Torniamo al Decreto Cutro e alla fidejussione a garanzia delle spese che può essere assicurativa o bancaria. Tanto in questo caso fa lo stesso perché sempre i soldi a copertura della stessa debbono essere versati all’atto della sua accensione. Non è neanche previsto che le polizze possano essere accese da terzi o nel paese da cui si sta scappando, dunque non resta che portarsi dietro i soldi e, scendendo a Lampedusa o arrivando a Trieste nel ventre di un tir, recarsi allo sportello più prossimo con i fatidici 5000 euro richiesti. Un’assurdità che capisce anche un bambino, che capirebbe da solo come questo sia un grande aiuto alla tratta di esseri umani perché la arricchisce di nuove figure “professionali”.

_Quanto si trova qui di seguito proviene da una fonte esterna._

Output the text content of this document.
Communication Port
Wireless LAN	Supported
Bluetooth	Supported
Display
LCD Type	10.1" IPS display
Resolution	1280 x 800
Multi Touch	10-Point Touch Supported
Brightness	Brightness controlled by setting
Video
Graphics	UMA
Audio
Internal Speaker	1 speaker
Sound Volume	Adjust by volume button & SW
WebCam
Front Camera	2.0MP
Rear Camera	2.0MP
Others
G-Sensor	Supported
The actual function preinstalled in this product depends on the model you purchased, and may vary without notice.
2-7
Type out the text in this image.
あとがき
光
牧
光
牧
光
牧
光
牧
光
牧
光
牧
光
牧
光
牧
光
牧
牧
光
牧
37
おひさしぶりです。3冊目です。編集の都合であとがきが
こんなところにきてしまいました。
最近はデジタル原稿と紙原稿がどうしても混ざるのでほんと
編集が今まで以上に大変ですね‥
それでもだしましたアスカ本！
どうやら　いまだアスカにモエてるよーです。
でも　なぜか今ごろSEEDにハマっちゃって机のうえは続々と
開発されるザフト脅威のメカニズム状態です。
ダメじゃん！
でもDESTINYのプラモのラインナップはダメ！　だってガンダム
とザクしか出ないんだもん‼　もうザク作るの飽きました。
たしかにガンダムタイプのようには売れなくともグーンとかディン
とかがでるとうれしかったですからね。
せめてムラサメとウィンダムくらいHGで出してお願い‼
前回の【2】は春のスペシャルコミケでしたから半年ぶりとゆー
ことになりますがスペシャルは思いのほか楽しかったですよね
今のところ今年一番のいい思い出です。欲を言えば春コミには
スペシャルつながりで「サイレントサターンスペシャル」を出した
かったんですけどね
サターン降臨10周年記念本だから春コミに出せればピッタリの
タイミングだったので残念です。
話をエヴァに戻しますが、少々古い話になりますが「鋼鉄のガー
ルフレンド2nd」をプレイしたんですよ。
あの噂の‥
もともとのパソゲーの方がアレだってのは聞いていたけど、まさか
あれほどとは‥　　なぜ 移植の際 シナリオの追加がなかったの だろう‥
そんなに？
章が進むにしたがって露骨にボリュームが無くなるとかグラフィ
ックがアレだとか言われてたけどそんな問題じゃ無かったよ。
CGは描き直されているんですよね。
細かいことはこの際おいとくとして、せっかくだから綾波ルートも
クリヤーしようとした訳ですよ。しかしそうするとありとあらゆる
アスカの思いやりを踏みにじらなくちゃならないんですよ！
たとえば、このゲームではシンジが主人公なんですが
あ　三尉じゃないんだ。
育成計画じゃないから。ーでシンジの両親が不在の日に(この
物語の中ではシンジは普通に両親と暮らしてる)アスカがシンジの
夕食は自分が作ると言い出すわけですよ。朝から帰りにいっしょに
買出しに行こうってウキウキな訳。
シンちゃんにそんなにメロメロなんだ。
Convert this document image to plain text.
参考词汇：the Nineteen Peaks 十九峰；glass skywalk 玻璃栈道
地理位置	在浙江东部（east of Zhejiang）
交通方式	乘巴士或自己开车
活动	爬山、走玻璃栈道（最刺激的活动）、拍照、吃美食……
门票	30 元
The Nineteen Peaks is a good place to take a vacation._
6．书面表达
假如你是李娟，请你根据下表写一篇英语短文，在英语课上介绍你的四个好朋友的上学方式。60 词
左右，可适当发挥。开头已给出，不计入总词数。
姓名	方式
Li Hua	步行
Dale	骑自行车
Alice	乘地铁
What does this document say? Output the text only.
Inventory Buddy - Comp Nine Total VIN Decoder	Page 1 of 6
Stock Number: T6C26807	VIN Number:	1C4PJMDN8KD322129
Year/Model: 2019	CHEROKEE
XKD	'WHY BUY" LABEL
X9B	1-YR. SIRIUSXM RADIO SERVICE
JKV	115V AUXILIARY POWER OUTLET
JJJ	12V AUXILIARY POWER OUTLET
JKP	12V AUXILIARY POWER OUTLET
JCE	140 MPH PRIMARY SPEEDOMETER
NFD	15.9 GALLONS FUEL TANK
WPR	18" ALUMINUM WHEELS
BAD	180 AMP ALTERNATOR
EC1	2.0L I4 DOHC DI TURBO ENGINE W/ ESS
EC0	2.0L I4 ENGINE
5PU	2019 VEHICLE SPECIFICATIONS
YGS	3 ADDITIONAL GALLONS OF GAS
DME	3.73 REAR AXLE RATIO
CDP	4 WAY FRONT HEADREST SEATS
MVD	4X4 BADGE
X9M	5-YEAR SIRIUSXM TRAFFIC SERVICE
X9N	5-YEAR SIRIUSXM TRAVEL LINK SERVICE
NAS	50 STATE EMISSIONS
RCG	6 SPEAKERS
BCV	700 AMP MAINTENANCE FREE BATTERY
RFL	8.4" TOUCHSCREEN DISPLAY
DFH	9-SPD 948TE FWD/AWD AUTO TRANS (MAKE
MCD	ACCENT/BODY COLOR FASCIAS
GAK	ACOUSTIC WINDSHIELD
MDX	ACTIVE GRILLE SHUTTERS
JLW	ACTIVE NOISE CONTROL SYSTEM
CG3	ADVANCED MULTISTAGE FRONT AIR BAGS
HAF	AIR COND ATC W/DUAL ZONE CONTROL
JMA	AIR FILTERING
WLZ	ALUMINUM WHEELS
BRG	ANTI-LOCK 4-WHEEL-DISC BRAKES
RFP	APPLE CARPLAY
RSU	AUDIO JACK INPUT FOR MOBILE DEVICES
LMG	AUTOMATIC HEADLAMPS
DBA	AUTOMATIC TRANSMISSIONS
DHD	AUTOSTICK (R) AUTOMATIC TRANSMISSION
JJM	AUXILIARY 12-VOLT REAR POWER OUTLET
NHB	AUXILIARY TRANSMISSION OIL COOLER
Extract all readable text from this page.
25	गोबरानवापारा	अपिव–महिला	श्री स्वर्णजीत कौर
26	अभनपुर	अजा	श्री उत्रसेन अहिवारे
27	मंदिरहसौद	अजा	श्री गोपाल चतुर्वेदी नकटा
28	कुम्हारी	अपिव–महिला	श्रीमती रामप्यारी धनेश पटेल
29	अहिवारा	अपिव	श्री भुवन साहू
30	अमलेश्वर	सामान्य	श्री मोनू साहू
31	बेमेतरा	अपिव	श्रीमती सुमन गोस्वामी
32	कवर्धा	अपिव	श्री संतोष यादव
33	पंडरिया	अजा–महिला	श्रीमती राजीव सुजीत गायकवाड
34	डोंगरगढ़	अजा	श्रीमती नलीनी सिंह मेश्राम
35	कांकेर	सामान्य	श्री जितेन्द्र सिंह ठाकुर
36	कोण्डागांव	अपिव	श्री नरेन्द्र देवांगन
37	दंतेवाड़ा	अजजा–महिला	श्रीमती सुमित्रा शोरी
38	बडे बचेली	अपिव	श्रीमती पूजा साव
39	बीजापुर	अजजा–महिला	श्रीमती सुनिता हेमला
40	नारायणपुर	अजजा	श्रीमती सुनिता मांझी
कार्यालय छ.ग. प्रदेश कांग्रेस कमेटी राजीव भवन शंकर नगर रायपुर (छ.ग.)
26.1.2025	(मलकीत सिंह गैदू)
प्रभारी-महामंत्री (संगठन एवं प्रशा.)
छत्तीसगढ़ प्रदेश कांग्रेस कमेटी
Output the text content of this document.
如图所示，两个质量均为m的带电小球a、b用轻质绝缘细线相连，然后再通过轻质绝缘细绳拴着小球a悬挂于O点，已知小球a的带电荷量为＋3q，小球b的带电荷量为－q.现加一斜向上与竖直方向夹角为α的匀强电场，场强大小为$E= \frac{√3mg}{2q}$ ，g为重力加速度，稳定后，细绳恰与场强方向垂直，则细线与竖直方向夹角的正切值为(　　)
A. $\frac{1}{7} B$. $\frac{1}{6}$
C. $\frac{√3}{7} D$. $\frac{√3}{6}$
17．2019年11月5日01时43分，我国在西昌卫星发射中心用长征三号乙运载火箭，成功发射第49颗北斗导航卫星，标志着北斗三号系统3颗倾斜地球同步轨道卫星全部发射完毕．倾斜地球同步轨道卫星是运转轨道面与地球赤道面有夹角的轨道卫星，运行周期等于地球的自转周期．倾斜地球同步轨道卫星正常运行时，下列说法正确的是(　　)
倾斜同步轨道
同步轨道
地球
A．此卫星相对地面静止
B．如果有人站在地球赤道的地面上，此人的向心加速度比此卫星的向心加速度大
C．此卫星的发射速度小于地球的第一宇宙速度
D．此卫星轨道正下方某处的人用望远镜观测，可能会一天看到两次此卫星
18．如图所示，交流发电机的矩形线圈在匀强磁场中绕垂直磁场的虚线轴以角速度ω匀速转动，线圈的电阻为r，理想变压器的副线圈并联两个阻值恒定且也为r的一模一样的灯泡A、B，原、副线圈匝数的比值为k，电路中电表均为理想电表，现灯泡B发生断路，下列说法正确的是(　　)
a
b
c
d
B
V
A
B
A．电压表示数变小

L’Egitto di Al Sisi, quanto allo strumento economico finanziario per raccattare soldi, si è affidato alla Banca pubblica egiziana MISR. Le operazioni di versamento dei 5000 $ vanno effettuate non già in Egitto, come sarebbe normale attendersi, ma alla sua filiale di Abu Dhabi, chissà perché! Eppure, nonostante Giulio Regeni che attende giustizia, finisce che ci sembra più umano l’Egitto, non è incredibile?